威廉·福克纳获诺贝尔文学奖受奖演说

 

威廉·福克纳(William Faulkner,1897-1962)美国作家,生于美国密西西比州新奥尔巴尼的一个庄园主家,南北战争后家道中落。  第一次世界大战期间,福克纳在空军服过役。战后入大学,其后从事过各种职业并开始写作。《士兵的报酬》(1926)发表后,福克纳被列入"迷惘的一代",但很快与他们分道扬镖。《萨拉里斯》(1929)问世之后,福克纳的创作进入高峰斯。他发现"家乡那块邮票般大小的地方倒也值得一写,只怕一辈子也写不完"。怀着这样的信念,他把19篇长篇和70多篇短篇小说纺织在"约克纳帕塌法世系"里,通过南方贵族世家的兴衰,反映了美国独立战争前夕到第二次世界大战之间的社会现实,创伤了20世纪的"人间喜剧"。长篇小说《喧哗与骚动》和《我弥留之际》(1930)、《圣殿》(1931)、《八月之光》(1932)、《押沙龙,押沙龙》(1936)等现代文学的经典之作。  福克纳后期的主要作品有《村子》(1940)、《闯入者》(1948)、《寓言》(1954)、《小镇》(1957)和《大宅》(1959)等。此外还有短篇小说、剧本和诗歌。  福克纳虽是南方重要作家,但他的作品当时并不受重视,直到1946年美国著名的文学批评家马尔科姆·考莱编选了《袖珍本福克纳文集》,又写了一篇有名的序言之后,福克纳才在文坛上引起重视。特别是萨特、马尔洛等人的赏识,使福克纳名声大噪。  在艺术上,福克纳受弗洛伊德影响,大胆地大胆地进行实验,采用意识流手法、对位结构以及象征隐喻等手段表现暴力、凶杀、性变态心理等,他的作品风格千姿百态、扑朔迷离,读者须下大功夫才能感受其特有的审美情趣。  1949年,"因为他对当代美国小说作出了强有力的和艺术上无与伦比的贡献",福克纳获诺贝尔文学奖。

I feel that this award was not made to me as a man, but to my work — life’s work in the agony and sweat of the human spirit, not for glory and least of all for profit, but to create out of the materials of the human spirit something which did not exist before. So this award is only mine in trust. It will not be difficult to find a dedication for the money part of it commensurate with the purpose and significance of its origin. But I would like to do the same with the acclaim too, by using this moment as a pinnacle from which I might be listened to by the young men and women already dedicated to the same anguish and travail, among whom is already that one who will some day stand where I am standing.

Our tragedy today is a general and universal physical fear so long sustained by now that we can even bear it. There are no longer problems of the spirit. There is only the question: When will I be blown up? Because of this, the young man or woman writing today has forgotten the problems of the human heart in conflict with itself which alone can make good writing because only that is worth writing about, worth the agony and the sweat.
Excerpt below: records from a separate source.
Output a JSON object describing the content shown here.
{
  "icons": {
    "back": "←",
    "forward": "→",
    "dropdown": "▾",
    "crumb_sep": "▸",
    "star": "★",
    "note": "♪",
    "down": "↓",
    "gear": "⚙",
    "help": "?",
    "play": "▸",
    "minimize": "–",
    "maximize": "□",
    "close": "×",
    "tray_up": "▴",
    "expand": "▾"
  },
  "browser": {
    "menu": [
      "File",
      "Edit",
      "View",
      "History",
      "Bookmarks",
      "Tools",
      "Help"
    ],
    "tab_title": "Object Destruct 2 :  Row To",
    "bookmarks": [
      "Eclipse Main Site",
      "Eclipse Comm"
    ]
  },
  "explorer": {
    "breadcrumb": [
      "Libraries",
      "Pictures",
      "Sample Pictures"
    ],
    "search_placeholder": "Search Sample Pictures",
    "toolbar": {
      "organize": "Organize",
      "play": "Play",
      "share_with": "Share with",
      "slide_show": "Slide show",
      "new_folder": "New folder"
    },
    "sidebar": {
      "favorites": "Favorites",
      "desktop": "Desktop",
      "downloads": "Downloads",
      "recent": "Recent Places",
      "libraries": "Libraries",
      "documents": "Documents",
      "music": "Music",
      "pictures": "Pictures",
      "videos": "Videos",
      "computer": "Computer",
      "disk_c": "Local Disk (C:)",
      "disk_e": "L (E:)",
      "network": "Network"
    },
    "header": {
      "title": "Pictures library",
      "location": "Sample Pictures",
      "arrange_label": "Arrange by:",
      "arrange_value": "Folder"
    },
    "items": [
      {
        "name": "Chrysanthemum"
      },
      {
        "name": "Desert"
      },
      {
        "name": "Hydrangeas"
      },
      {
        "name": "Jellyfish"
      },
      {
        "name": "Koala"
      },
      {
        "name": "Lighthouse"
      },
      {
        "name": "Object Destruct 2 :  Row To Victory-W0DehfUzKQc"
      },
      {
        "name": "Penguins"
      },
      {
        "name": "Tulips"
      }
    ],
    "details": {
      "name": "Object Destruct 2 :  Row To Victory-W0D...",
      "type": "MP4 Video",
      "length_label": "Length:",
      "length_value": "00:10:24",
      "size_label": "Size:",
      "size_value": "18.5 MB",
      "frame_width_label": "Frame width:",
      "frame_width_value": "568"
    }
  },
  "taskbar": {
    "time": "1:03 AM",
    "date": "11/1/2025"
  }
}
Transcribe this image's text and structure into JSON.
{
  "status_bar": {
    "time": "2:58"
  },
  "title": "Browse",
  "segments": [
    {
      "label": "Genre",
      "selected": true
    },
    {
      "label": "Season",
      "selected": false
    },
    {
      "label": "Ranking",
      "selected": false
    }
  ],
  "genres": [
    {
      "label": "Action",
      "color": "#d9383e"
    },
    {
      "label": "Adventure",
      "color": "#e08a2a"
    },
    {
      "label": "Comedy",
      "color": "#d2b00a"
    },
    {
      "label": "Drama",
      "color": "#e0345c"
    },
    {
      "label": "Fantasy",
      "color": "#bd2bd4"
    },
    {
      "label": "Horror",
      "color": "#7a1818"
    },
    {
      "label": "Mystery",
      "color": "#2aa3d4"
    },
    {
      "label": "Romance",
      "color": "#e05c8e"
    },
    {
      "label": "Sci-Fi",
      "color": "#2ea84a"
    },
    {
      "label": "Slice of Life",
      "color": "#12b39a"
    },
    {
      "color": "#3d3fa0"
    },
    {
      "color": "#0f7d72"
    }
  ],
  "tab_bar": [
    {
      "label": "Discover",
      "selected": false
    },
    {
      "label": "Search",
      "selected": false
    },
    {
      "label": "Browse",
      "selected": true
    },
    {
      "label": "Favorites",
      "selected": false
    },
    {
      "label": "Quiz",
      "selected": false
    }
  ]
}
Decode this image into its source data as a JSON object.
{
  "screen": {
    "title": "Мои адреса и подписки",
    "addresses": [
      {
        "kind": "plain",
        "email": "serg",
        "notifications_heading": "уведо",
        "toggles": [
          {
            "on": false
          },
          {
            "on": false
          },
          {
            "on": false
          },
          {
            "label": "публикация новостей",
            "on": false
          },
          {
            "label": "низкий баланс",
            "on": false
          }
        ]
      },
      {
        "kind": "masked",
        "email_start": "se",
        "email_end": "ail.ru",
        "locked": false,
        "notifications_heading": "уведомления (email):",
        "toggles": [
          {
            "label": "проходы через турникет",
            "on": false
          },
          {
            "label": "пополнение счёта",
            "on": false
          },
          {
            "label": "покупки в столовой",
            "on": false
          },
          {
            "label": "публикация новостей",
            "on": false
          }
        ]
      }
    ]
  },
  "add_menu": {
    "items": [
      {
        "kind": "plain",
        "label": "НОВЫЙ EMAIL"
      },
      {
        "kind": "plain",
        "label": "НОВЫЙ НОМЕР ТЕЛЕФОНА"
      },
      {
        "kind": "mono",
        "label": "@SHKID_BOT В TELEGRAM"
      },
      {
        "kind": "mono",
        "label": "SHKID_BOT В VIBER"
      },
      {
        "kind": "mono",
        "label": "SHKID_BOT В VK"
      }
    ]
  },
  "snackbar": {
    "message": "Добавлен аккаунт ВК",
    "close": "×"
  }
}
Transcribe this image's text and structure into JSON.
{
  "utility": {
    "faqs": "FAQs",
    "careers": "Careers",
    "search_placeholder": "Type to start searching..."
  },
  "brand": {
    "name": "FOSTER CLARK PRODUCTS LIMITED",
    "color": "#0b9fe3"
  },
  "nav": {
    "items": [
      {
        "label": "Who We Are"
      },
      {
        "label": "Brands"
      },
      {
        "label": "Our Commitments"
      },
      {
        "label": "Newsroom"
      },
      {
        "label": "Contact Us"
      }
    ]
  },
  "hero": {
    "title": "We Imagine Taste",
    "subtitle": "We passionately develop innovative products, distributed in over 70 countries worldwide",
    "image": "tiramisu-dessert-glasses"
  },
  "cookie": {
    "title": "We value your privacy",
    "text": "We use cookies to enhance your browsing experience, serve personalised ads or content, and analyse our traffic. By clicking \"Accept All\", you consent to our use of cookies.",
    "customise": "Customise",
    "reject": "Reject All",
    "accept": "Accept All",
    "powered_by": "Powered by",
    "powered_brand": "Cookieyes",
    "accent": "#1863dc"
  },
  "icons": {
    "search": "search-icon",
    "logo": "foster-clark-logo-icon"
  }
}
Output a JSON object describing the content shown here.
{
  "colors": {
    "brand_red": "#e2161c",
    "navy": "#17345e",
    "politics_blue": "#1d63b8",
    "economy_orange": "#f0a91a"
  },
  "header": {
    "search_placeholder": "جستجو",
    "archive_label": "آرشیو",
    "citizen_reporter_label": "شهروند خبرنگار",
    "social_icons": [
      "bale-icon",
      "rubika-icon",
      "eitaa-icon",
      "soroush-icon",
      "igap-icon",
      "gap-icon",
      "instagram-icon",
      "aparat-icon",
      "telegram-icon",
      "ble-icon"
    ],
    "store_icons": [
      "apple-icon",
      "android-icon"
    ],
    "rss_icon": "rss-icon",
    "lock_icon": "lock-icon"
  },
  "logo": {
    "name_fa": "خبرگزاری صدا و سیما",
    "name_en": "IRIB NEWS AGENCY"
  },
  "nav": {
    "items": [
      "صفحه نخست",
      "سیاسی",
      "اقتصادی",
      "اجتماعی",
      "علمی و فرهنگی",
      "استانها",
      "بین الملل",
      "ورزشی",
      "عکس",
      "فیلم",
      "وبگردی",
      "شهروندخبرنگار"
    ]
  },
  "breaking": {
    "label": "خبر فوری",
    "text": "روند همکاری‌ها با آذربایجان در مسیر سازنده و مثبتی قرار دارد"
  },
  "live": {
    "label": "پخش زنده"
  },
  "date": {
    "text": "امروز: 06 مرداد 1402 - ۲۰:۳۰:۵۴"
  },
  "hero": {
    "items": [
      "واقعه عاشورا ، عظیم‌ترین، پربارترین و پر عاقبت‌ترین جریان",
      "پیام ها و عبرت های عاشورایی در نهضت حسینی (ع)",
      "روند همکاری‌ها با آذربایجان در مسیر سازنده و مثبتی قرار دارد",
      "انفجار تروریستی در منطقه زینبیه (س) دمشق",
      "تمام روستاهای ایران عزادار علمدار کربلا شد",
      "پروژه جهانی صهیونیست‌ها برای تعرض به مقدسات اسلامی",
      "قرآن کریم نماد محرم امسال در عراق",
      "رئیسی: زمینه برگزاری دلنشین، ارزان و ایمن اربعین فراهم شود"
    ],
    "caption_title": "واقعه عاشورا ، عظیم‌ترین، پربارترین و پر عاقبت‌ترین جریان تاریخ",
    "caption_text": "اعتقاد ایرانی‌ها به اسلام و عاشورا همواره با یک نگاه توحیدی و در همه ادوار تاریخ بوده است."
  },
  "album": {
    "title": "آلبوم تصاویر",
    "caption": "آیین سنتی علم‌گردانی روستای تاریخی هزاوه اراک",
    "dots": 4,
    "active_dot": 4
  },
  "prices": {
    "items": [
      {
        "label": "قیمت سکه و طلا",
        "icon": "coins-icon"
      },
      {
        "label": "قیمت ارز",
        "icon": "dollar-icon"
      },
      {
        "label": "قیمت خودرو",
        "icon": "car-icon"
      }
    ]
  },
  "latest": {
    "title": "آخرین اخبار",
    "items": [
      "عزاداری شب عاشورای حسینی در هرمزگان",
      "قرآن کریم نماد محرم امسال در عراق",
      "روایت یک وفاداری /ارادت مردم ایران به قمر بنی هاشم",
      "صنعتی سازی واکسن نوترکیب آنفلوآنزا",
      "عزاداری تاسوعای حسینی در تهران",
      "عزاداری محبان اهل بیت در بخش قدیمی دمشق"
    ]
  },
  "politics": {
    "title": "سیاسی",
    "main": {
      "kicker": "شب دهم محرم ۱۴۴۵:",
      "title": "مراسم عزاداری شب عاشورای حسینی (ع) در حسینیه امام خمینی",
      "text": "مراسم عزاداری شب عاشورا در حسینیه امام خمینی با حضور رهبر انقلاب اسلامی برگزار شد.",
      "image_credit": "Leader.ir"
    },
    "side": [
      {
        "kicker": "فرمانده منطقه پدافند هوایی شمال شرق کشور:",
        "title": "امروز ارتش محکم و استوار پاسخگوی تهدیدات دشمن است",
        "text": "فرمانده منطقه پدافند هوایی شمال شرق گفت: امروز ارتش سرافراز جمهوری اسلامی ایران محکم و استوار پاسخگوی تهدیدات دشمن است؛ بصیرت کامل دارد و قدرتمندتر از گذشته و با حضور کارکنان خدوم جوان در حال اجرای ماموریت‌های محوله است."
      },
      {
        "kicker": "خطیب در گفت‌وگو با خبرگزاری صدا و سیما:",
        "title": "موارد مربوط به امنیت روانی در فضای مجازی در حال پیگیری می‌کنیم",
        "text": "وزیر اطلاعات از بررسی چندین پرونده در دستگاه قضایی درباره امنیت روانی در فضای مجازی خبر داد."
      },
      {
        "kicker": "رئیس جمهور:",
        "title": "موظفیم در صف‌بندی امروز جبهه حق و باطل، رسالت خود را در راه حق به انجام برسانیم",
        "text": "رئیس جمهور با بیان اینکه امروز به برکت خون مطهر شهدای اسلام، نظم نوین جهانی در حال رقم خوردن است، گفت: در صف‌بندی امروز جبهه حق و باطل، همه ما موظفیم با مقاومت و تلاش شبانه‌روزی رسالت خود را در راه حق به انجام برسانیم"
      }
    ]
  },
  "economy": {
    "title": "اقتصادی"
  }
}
He must learn them again. He must teach himself that the basest of all things is to be afraid; and, teaching himself that, forget it forever, leaving no room in his workshop for anything but the old verities and truths of the heart, the universal truths lacking which any story is ephemeral and doomed — love and honor and pity and pride and compassion and sacrifice. Until he does so, he labors under a curse. He writes not of love but of lust, of defeats in which nobody loses anything of value, of victories without hope and, worst of all, without pity or compassion. His griefs grieve on no universal bones, leaving no scars. He writes not of the heart but of the glands.

Until he learns these things, he will write as though he stood among and watched the end of man. I decline to accept the end of man. It is easy enough to say that man is immortal simply because he will endure: that when the last ding-dong of doom has clanged and faded from the last worthless rock hanging tideless in the last red and dying evening, that even then there will still be one more sound: that of his puny inexhaustible voice, still talking. I refuse to accept this. I believe that man will not merely endure: he will prevail. He is immortal, not because he alone among creatures has an inexhaustible voice, but because he has a soul, a spirit capable of compassion and sacrifice and endurance.

The poet’s, the writer’s, duty is to write about these things. It is his privilege to help man endure by lifting his heart, by reminding him of the courage and honor and hope and pride and compassion and pity and sacrifice which have been the glory of his past. The poet’s voice need not merely be the record of man, it can be one of the props, the pillars to help him endure and prevail.